By Jim EllisFeb. 25, 2021 — Just when former Sen. David Perdue (R) appeared prepared to challenge new Sen. Raphael Warnock (D) in the 2022 general election, he abruptly reversed course and announced Tuesday that he will not run. Perdue had filed a 2022 campaign committee with the Federal Election Commission, but such action does not make one an official candidate.
Without Perdue in the 2022 race, the fight for the Republican nomination becomes a free-for-all. Earlier in the week former Sen. Kelly Loeffler (R), who lost her Jan. 5 Senate runoff election, as did Sen. Perdue, confirmed that she is considering running in 2022 in addition to forming a grassroots organization with the goal of increasing right-of-center voter registration in Georgia.
Former Rep. Doug Collins (R), who lost in the 2020 special Senate election, placing behind Sens. Warnock and Loeffler in the crowded jungle primary, also said that he is considering a new run for the Senate, or even a potential Republican nomination challenge to Gov. Brian Kemp.
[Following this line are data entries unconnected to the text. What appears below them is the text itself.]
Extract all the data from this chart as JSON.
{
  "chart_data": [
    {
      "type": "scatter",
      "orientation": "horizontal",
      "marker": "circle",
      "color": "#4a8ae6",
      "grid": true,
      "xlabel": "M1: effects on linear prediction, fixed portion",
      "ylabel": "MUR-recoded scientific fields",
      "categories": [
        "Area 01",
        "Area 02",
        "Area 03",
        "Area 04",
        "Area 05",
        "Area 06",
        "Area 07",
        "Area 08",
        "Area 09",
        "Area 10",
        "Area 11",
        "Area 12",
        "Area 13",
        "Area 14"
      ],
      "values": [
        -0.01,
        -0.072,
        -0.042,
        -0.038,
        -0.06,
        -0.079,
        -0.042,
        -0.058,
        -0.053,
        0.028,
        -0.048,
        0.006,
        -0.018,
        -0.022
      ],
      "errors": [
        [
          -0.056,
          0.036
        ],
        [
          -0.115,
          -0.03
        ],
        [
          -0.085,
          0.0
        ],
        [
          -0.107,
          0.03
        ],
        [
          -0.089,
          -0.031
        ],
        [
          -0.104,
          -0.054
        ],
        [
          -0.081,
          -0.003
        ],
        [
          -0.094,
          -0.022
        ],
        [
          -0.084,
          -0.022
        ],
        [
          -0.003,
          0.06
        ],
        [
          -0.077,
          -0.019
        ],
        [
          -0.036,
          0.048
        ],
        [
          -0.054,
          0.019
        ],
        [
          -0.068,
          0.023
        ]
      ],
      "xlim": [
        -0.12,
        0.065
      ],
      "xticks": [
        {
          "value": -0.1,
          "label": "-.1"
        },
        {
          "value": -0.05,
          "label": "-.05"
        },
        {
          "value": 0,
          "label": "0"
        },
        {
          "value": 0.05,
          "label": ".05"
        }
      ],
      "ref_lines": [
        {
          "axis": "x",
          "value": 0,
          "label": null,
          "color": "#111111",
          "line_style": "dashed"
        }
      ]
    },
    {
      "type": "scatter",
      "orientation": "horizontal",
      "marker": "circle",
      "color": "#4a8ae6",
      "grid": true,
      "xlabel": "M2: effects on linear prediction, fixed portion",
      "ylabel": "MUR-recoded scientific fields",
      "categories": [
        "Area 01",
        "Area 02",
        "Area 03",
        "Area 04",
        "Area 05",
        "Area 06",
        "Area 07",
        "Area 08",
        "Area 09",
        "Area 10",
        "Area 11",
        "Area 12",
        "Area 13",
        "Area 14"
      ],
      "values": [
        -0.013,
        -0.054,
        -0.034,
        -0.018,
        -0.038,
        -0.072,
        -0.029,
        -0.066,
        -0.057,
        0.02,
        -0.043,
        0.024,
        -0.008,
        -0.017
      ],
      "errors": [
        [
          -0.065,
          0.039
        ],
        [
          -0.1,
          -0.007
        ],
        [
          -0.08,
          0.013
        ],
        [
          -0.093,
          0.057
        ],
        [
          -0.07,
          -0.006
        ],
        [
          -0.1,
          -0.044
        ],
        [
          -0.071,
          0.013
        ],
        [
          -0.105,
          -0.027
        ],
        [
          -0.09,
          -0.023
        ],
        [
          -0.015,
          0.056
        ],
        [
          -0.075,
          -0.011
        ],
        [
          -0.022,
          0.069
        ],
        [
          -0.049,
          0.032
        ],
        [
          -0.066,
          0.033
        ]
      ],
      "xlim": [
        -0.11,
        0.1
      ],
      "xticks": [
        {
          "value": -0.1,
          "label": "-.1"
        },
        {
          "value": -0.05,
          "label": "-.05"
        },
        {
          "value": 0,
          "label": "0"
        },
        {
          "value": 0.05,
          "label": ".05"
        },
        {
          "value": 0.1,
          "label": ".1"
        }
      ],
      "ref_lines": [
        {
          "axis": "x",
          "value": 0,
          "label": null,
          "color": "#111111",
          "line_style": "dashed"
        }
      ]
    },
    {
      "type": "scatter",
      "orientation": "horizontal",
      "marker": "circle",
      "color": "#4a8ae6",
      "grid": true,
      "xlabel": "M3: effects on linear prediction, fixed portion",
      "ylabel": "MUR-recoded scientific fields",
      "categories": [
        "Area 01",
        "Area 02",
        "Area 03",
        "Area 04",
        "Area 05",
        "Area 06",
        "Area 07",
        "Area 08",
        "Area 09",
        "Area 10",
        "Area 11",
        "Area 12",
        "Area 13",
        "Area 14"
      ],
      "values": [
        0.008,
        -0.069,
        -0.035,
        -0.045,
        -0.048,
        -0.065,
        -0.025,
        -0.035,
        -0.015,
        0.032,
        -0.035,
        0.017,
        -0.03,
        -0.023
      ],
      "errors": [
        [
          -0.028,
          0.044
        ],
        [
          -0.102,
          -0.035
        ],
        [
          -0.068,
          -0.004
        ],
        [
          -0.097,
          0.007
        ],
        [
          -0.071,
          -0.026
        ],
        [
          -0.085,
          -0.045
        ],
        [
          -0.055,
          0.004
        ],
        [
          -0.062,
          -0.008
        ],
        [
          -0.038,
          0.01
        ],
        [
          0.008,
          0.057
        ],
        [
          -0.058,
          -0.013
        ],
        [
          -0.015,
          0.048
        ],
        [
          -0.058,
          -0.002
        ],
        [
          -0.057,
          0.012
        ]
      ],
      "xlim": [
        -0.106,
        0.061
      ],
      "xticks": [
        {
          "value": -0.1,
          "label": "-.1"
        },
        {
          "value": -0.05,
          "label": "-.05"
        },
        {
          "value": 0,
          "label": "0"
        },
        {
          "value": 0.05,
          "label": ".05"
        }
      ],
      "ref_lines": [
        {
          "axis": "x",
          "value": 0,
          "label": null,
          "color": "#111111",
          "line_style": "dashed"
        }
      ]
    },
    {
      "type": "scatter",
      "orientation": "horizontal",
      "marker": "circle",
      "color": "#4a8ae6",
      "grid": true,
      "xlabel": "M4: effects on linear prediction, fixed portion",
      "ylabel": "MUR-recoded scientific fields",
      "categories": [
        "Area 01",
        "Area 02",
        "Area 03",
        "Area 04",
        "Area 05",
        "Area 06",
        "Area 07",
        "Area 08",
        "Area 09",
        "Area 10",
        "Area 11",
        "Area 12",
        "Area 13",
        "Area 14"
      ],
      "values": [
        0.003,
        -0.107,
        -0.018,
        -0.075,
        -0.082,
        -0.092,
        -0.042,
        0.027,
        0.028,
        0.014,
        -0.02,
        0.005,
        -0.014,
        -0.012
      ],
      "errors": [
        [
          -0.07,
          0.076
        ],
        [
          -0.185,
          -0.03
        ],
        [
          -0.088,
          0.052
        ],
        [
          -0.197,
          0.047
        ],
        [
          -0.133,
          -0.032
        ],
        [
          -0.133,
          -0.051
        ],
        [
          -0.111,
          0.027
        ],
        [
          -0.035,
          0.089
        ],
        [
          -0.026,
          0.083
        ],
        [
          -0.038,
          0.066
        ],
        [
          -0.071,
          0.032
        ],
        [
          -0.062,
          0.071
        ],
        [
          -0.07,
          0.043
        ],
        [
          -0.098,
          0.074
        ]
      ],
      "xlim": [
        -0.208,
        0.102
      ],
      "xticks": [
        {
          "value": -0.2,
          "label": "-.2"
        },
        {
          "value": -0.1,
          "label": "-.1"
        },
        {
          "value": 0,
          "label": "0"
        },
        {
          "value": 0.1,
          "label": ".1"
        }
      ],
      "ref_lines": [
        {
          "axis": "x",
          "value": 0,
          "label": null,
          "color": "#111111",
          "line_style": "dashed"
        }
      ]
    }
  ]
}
Yesterday, Atlanta Journal Constitution political reporter Greg Bluestein listed several more Republicans who apparently have not yet ruled out a Senate bid next year. They are: Lt. Gov. Geoff Duncan, Attorney General Chris Carr, Agriculture Commissioner Gary Black, and former US Ambassador to Luxembourg Randy Evans.
In the Nov. 3 special jungle primary, Rev. Warnock captured the highest vote total, 1,617,035 of 4,914,361 ballots cast from within a field of 20 candidates. Sen. Loeffler placed second, 292,760 votes ahead of third place finisher Collins.
The fact that Loeffler finished substantially ahead of Collins will be one argument she will likely use to convince base voters that she is most able to defeat Sen. Warnock this time around. Collins, conversely, will contend that a Republican primary is very different than a special election in a regular voting schedule, thus suggesting that he is better positioned to win a primary nomination and develop a stronger base from which to oppose Sen. Warnock.
With Georgia changing politically, any Republican nominee is going to have a difficult time unseating Sen. Warnock but doing so is certainly within the realm of possibility. In the Jan. 5 runoff, while both Loeffler and Perdue were losing to their respective Democratic opponents, a third race was also on the ballot.
In a statewide contest for a seat on the Georgia Public Service Commission, Republican Lauren McDonald won the election with 50.4 percent of the vote, only slightly more than both Senate GOP candidates obtained but enough to clinch the victory. In 2022, the McDonald vote model will have to be followed and expanded upon for any Republican candidate to win the forthcoming election.
Let’s take a look at some key voter registration statistics. Georgians do not register by political party, but the Secretary of State does record demographic information such as race and gender.
According to the latest registration statistics, the non-Hispanic white universe accounts for only 52.6 percent of the entire 7,383,220-person voting populace. The black component comprises 30.1 percent, meaning a Republican candidate is going to have to draw an improved share from the remaining 17.3 percent to cobble together a majority coalition.
Within this latter group of Hispanics, Asians, Native Americans, Pacific Islanders, those who don’t fit into one of the aforementioned categories, and individuals who did not complete the entire registration form is a number that exceeds 1.27 million people.
The eventual Republican nominee’s strategy must address how the campaign will persuade a larger share of these people to help counter what will be a strong and unified black turnout; this, added to the larger share of the white vote that Democrats have been drawing in recent elections.
Expect the next Georgia race to again become a national Senate campaign that will likely transform into the top Republican conversion opportunity.